Previous study showed that the correlation between 3D vena contracta area(VCA) and 2D PISA-EROA demonstrated significantly better agreement in patients with primary TR than secondary TR [14]. de Agustin’s study showed good correlation between 3D PISA EROA and both 2D PISA EROA and 3D Rvol EROA among secondary TR patients, being better between 3D PISA EROA and 3D Rvol EROA [8]. Our study demonstrates good correlations between 3D PISA EROA and both 2D PISA EROA and 3D Rvol EROA, which exists not only in secondary TR but also primary TR. Wolfe Test showed two similar correlation coefficients. Patients with larger atrial fibrillation population compared to de Agustin’s study may account for the difference that similar correlations between 3D PISA EROA and both 2D PISA EROA and 3D Rvol EROA instead of better correlation between 3D PISA EROA and 3D Rvol EROA exist. In our study, the mean 3D PISA EROA values are much closer to 3D Rvol EROA than 2D PISA EROA, while the correlation coefficients are about the same. Correlation coefficient reflects the deviation of two variables from their respective mean values rather than the systematic difference between these variables, which could be characterized by the differences between mean values. As a result, variables can be highly correlated but with systemic bias. As in our study, the similar correlation coefficient but different means between 3D PISA EROA and both 2D PISA EROA and 3D Rvol EROA should be ascribed to systemic deviation.

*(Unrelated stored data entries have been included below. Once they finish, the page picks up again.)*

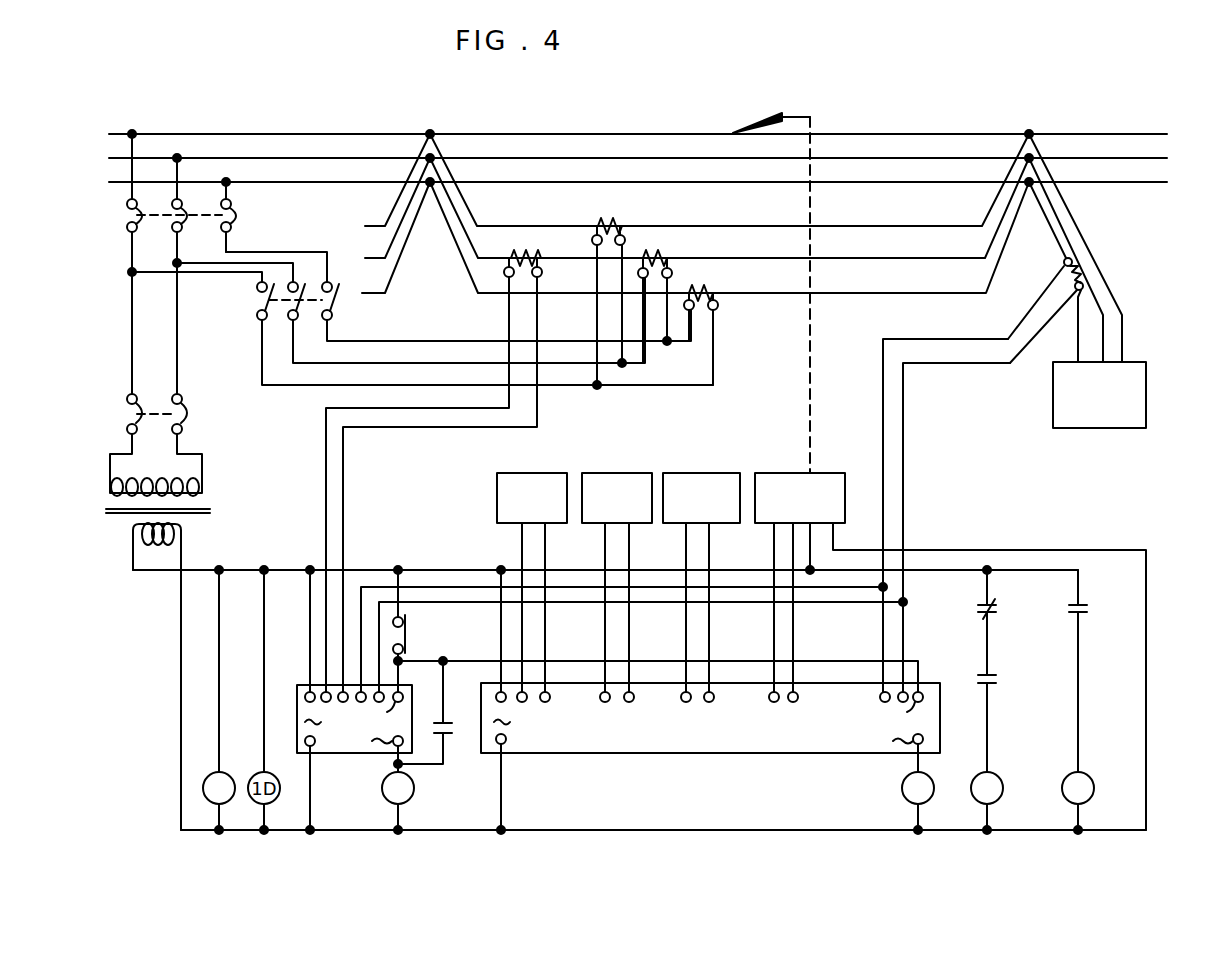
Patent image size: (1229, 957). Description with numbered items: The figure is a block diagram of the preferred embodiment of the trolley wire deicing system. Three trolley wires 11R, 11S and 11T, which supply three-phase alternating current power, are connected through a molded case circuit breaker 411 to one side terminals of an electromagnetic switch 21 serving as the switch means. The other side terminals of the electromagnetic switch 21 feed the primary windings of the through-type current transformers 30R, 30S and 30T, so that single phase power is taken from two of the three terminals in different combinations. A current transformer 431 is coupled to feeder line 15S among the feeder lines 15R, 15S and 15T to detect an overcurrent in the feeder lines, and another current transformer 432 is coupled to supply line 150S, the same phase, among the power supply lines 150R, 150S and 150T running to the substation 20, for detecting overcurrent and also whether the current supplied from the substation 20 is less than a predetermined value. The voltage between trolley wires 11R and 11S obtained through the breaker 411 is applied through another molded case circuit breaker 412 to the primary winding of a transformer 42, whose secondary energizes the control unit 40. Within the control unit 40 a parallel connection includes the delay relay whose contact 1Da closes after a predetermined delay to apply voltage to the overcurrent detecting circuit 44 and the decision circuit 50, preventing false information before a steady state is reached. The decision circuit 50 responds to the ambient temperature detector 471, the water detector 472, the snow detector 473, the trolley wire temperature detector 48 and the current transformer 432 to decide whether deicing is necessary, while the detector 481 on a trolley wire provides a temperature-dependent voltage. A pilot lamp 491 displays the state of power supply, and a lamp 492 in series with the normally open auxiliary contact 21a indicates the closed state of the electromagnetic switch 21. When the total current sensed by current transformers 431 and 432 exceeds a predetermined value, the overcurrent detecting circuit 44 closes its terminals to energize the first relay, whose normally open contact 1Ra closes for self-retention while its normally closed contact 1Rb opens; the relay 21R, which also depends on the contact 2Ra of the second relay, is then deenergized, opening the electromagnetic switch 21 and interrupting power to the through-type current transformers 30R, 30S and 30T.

The trolley wire 11R is at (278, 133).
The trolley wire 11S is at (284, 140).
The trolley wire 11T is at (284, 164).
The molded case circuit breaker 411 is at (232, 205).
The electromagnetic switch 21 is at (333, 312).
The molded case circuit breaker 412 is at (181, 403).
The transformer 42 is at (224, 514).
The trolley wire temperature detector 481 is at (760, 121).
The current transformer 431 is at (539, 258).
The through-type current transformer 30R is at (622, 224).
The through-type current transformer 30S is at (671, 258).
The through-type current transformer 30T is at (717, 306).
The feeder line 15R is at (744, 225).
The feeder line 15S is at (750, 257).
The feeder line 15T is at (752, 292).
The power supply line 150R is at (1067, 205).
The power supply line 150S is at (1073, 236).
The power supply line 150T is at (1083, 264).
The current transformer 432 is at (1062, 260).
The substation 20 is at (1143, 362).
The control unit 40 is at (988, 531).
The ambient temperature detector 471 is at (533, 473).
The water detector 472 is at (616, 473).
The snow detector 473 is at (700, 473).
The trolley wire temperature detector 48 is at (826, 473).
The contact of delay relay 1Da is at (408, 634).
The normally open contact of relay 1R 1Ra is at (443, 720).
The overcurrent detecting circuit 44 is at (343, 753).
The pilot lamp 491 is at (226, 770).
The decision circuit 50 is at (698, 747).
The normally closed contact of relay 1R 1Rb is at (998, 603).
The contact of relay 2R 2Ra is at (996, 677).
The relay 21R is at (990, 784).
The normally open auxiliary contact 21a is at (1084, 603).
The lamp 492 is at (1084, 786).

As 2D PISA EROA is relatively inaccurate in quantification of TR owing to its hemispheric assumption [8, 9, 28‐30], 3D Rvol EROA, as an indicator that is free from geometric assumption is supposed to show better correlation with 3D PISA EROA. However, their correlation coefficients are similarly high in our study. This might be explained by the similar single-frame method between 2D PISA EROA and 3D PISA EROA which compensates the error of geometric assumption. 3D PISA EROA and 3D Rvol EROA, in contrast, are both free from the error of geometric assumption but their different timing of calculation may have caused their systematic difference.

Our study finds that VCW, PISA radius, TR Vmax and hepatic vein systolic reversal are all factors that can affect 3D PISA EROA. 3D PISA EROA has an added diagnostic value for severe TR on the basis of clinical symptoms and positive 2D echocardiographic results. The 3D PISA EROA value of severe TR obtained in our study has high sensitivity and high specificity. In the sequential logistic regression analysis, combining clinical symptoms, positive 2D echocardiographic results and 3D PISA EROA has the highest chi-square value. As a result, the incremental diagnostic value of 3D PISA EROA may be considered in treatment selection for TR in the future.

Our study didn’t engage cardiac magnetic resonance as the reference for volume measurement. Previous study showed that 3D echocardiography underestimated the volume of the RV [33]. However, when the RVEDV is less than 300 ml, the volume measured by 3D echocardiography has good consistency with cardiac magnetic resonance, and the underestimation at this time can be ignored [33]. In the current study, all patients referred to our center had guideline directed medical therapy at presence, and the RVEDV of patients included in the statistics were all less than 300 ml, which would be less affected by the systematic bias of 3D echocardiography.

The handling of papillary muscles in RV volume calculation may also cause over- or underestimation of the regurgitant volume. The SV_RVOT calculated was based on the diameter of RVOT from a single 2D view, which may be different from the actual shape of RVOT [34].

3D PISA EROA is still a method based on Doppler technology, resulting in its angle dependency. The surface it displays may still not be a true surface of isovelocity, but a surface of iso-Doppler velocity [35].

When the images obtained are not optimal, the utility of 3D transthoracic echocardiography is limited, especially affecting atrial fibrillation patients and eccentric TR patients. Cardiac magnetic resonance will be more ideal under these circumstances.